As sessões são a cada oito dias nos três primeiros meses, já que a perda de peso mais significativa ocorre neste período. Depois é feita uma avaliação para saber se os encontros devem ser mantidos assim ou se podem ser feitos a cada 15 ou 20 dias.
A idéia é acompanhar os pacientes pelo menos por um ano e meio. No entanto, uma das principais dificuldades é que o paciente emagrece, cumpre seu objetivo e depois não volta para a sessão. Isto torna difícil o acompanhamento em longo prazo.
SBCBM – Quais são as principais complicações psicológicas de pacientes bariátricos?

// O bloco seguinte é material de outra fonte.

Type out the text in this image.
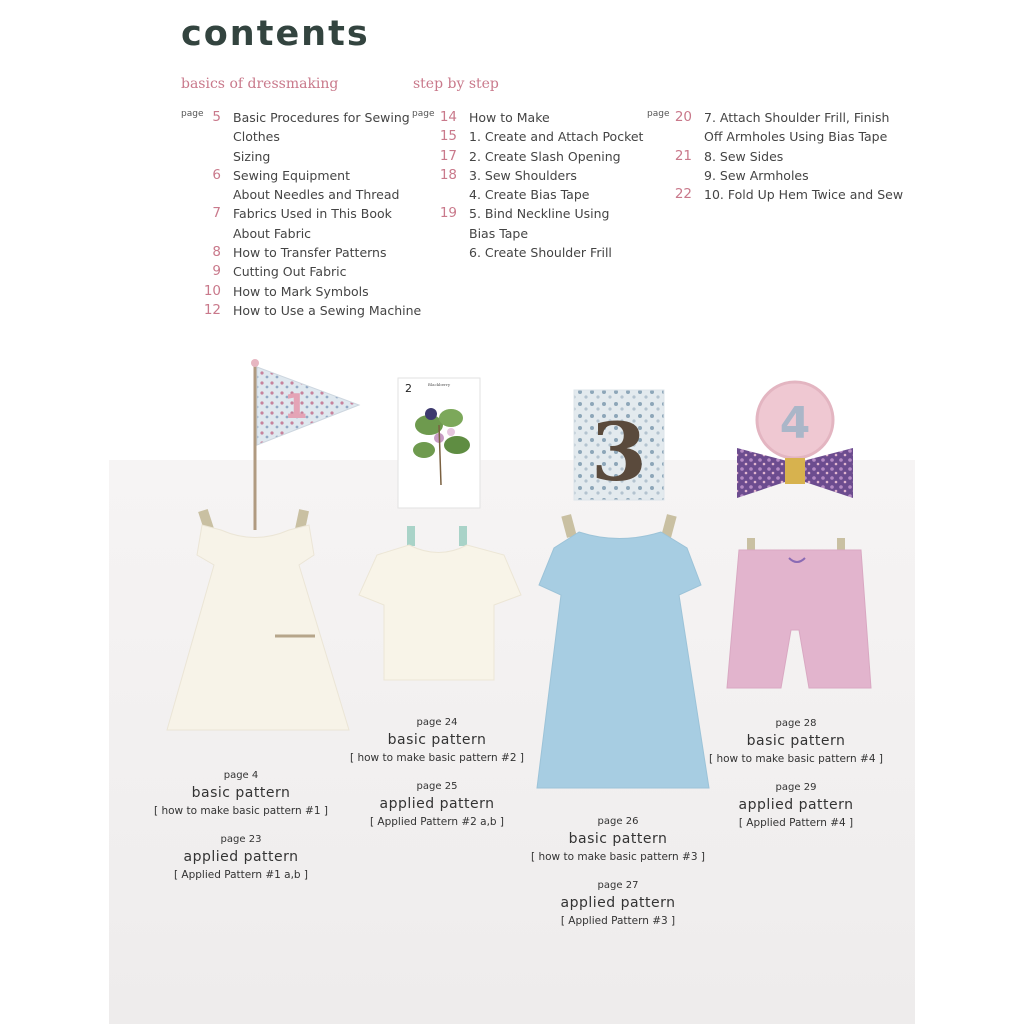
contents
basics of dressmaking	step by step
page 5 Basic Procedures for Sewing
Clothes
Sizing
6 Sewing Equipment
About Needles and Thread
7 Fabrics Used in This Book
About Fabric
8 How to Transfer Patterns
9 Cutting Out Fabric
10 How to Mark Symbols
12 How to Use a Sewing Machine
page 14 How to Make
15 1. Create and Attach Pocket
17 2. Create Slash Opening
18 3. Sew Shoulders
4. Create Bias Tape
19 5. Bind Neckline Using
Bias Tape
6. Create Shoulder Frill
page 20 7. Attach Shoulder Frill, Finish
Off Armholes Using Bias Tape
21 8. Sew Sides
9. Sew Armholes
22 10. Fold Up Hem Twice and Sew
1	2	Blackberry
3	4
page 4
basic pattern
[ how to make basic pattern #1 ]
page 23
applied pattern
[ Applied Pattern #1 a,b ]
page 24
basic pattern
[ how to make basic pattern #2 ]
page 25
applied pattern
[ Applied Pattern #2 a,b ]	page 26
basic pattern
[ how to make basic pattern #3 ]
page 27
applied pattern
[ Applied Pattern #3 ]
page 28
basic pattern
[ how to make basic pattern #4 ]
page 29
applied pattern
[ Applied Pattern #4 ]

BR – Atualmente estamos enfrentando problemas pós-cirúrgicos como transtornos de conduta alimentar, o reganho de peso, o abuso do álcool e a necessidade de cirurgias de revisão.
SBCBM – Como lidar da melhor maneira com pacientes bariátricos? Existem linhas específicas da psicologia para esta área?
BR – Foi feito um consenso no Congresso Nacional do Colégio Mexicano de Cirurgia Bariátrica, em 2010, e um consenso latino americano com opinião de experts de diversos países da região, realizado no Congresso Latino Americano da IFSO, na Colômbia, em 2011. Guias clínicos também foram elaborados e estão disponíveis em www.psicologiabariatrica.org. Todos eles sobre a avaliação e o tratamento do paciente bariátrico.
SBCBM – Qual o entendimento da IFSO da importância da psicologia no tratamento cirúrgico da obesidade? Existe algum país que se destaque neste sentido?
BR – A IFSO tem dado a oportunidade e a abertura para mostrarmos nosso trabalho. Temos recebido muito apoio da entidade.
Acredito que cada país tem desenvolvido mais áreas que outras e cada um têm um espaço muito importante para contribuir para que, juntos, criemos um todo. Os colegas que tem participado mais ativamente nos congressos são os argentinos, brasileiros, chilenos e mexicanos.
SBCBM – Qual sua expectativa para o XVI Congresso da SBCBM?
BR – Conhecer muitos colegas e compartilhar nossas experiências para enriquecer cada dia mais esta área tão necessária que é a cirurgia bariátrica.
Sei que é um grande evento, de grande interesse para a América Latina e que terá grande impacto como nos outros anos.